Ainsi se passa la première journée de la nouvelle vie de Suzie. Sa vie de bébé dura six mois. Elle resta couchée, attachée dans sa gigoteuse la plupart du temps même si de temps en temps, je la laissais l’après-midi enfermée dans sa chambre avec ses jouets. Dans ce cas, je lui attachais les chevilles et les repliait sur ses cuisses pour les y attacher ensembles. Je ne voulais pas qu’elle marche tout de suite et ainsi ligotée, j’étais tranquille. Pendant tout ce temps, elle ne me vit jamais habillée autrement qu’en nurse et ne m’appela que nounou. Avant de partir travailler le matin ou en rentrant le midi et le soir, j’allais d’abord mettre ma blouse et mon tablier blanc avant d’entrer dans sa chambre. Là, je la changeais, lui donnais à manger, la câlinais ou la punissait si ces couches étaient mouillées puis la recouchais. Pendant ces six mois, elle ne marcha qu’a quatre pattes et ne parla que comme un bébé. Elle essaya bien au début de parler comme une grande mais à chaque fois je lui lavais la bouche au savon noir puis la bâillonnais pour la journée. Elle abandonna bien vite. Tous les matins, je lui administrais un suppositoire de glycérine et la mettais au pot car je ne voulais pas changer de couches souillées de caca. Les quelques fois ou cela arriva, je lui donnais un bon lavement puis lui bouchais l’anus avec un godemichet qu’elle gardait la journée et la nuit suivante. Elle appris bien vite à régler ses intestins et les trois derniers mois, pas une seule fois elle ne fit caca dans sa couche. Sa verge aussi resta emmaillotée pendant six mois et pas une seule fois elle n’eut de le droit de la soulager. Le soir, elle venait se pelotonner contre moi. Je la sentais chaude et moite, rouge d'excitation, mais malgré mes envies je ne cédais pas et la laissais mariner des états d’éternelle frustration.

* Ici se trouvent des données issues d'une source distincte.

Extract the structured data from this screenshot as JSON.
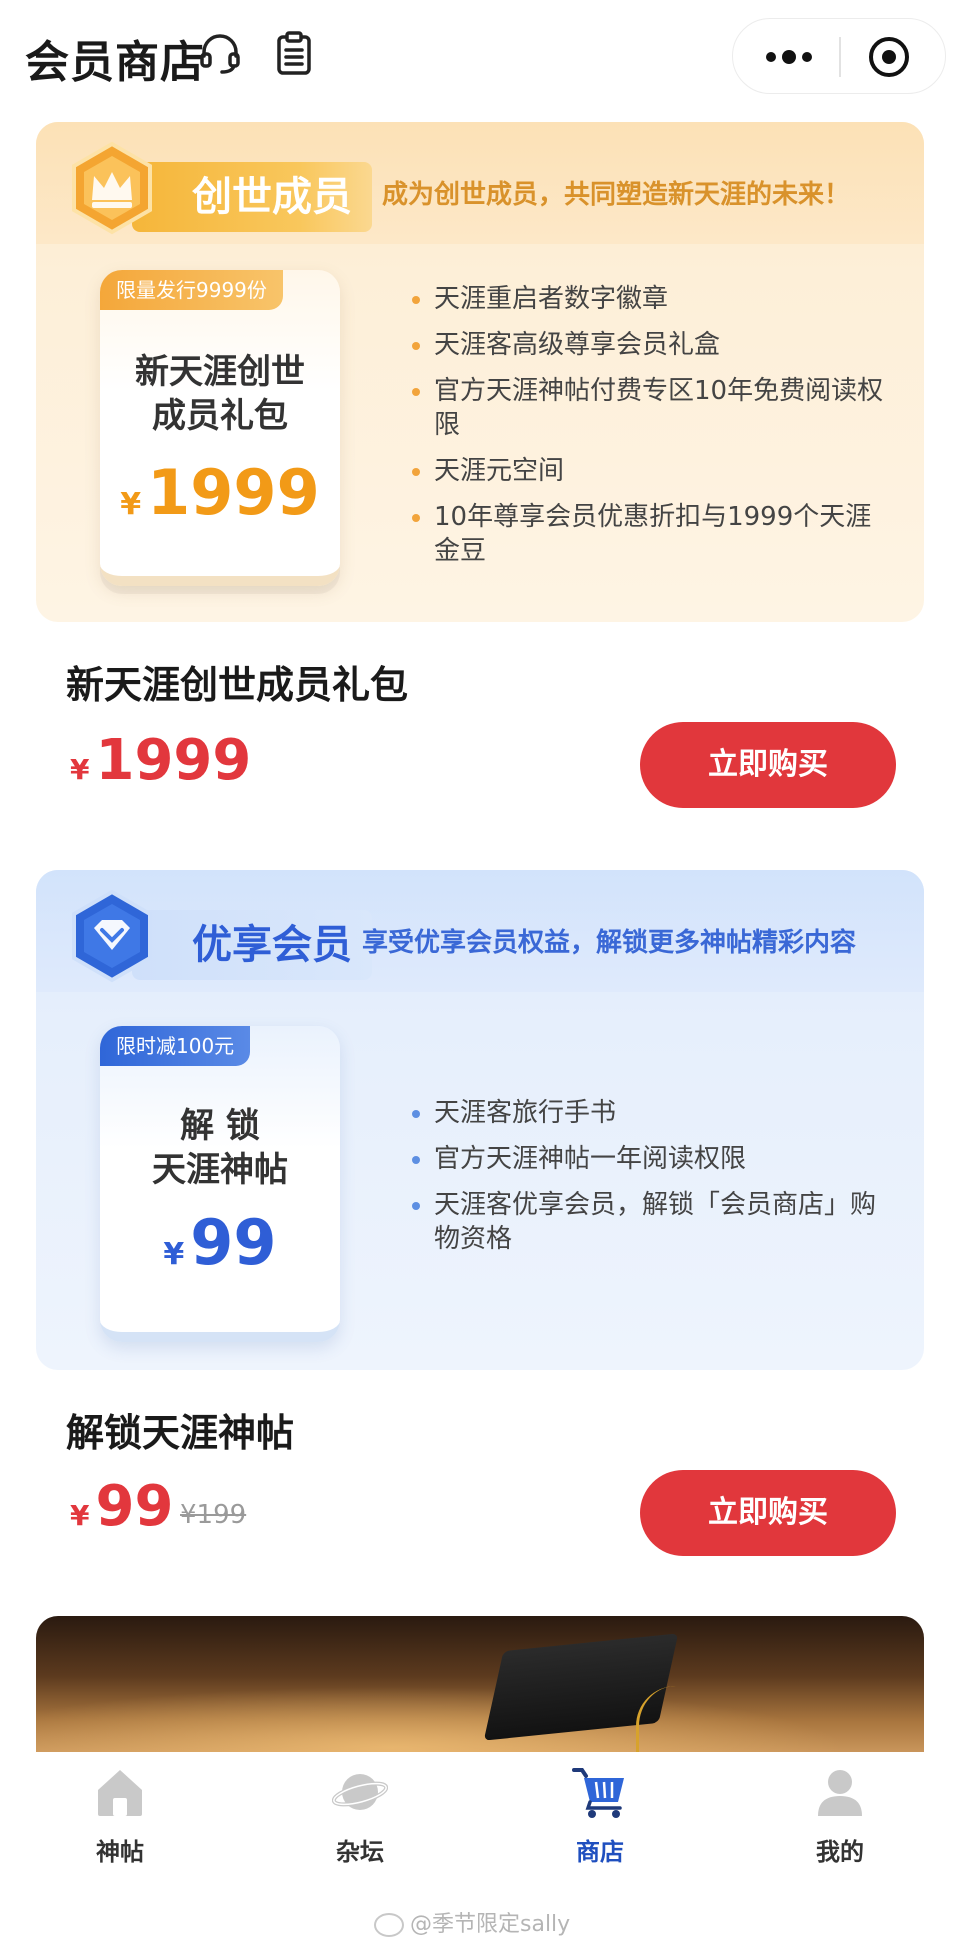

Après un mois de ce traitement, je trouvais régulièrement la robe de sa poupée, comme je l’appelais, souillée de semence. Dans ce cas, je la montrais a Suzie et elle savais que là aussi, elle aurait droit au lavement et au godemichet. Pour moi au contraire, la vie sexuelle était on ne peu plus active. Je me masturbais chaque jour et je collectionnais les aventures. J’amenais mes amants ou amantes chez moi pour me faire l’amour et penser a ma pauvre petite fille attachée et couchée dans sa chambre me mettais dans des états d’excitation incroyables. De temps en temps, pour m’occuper de mon bébé, je portais des boules de geisha sous ma blouse et je m’offris ainsi quelques beaux orgasmes que je lui dissimulais bien sur.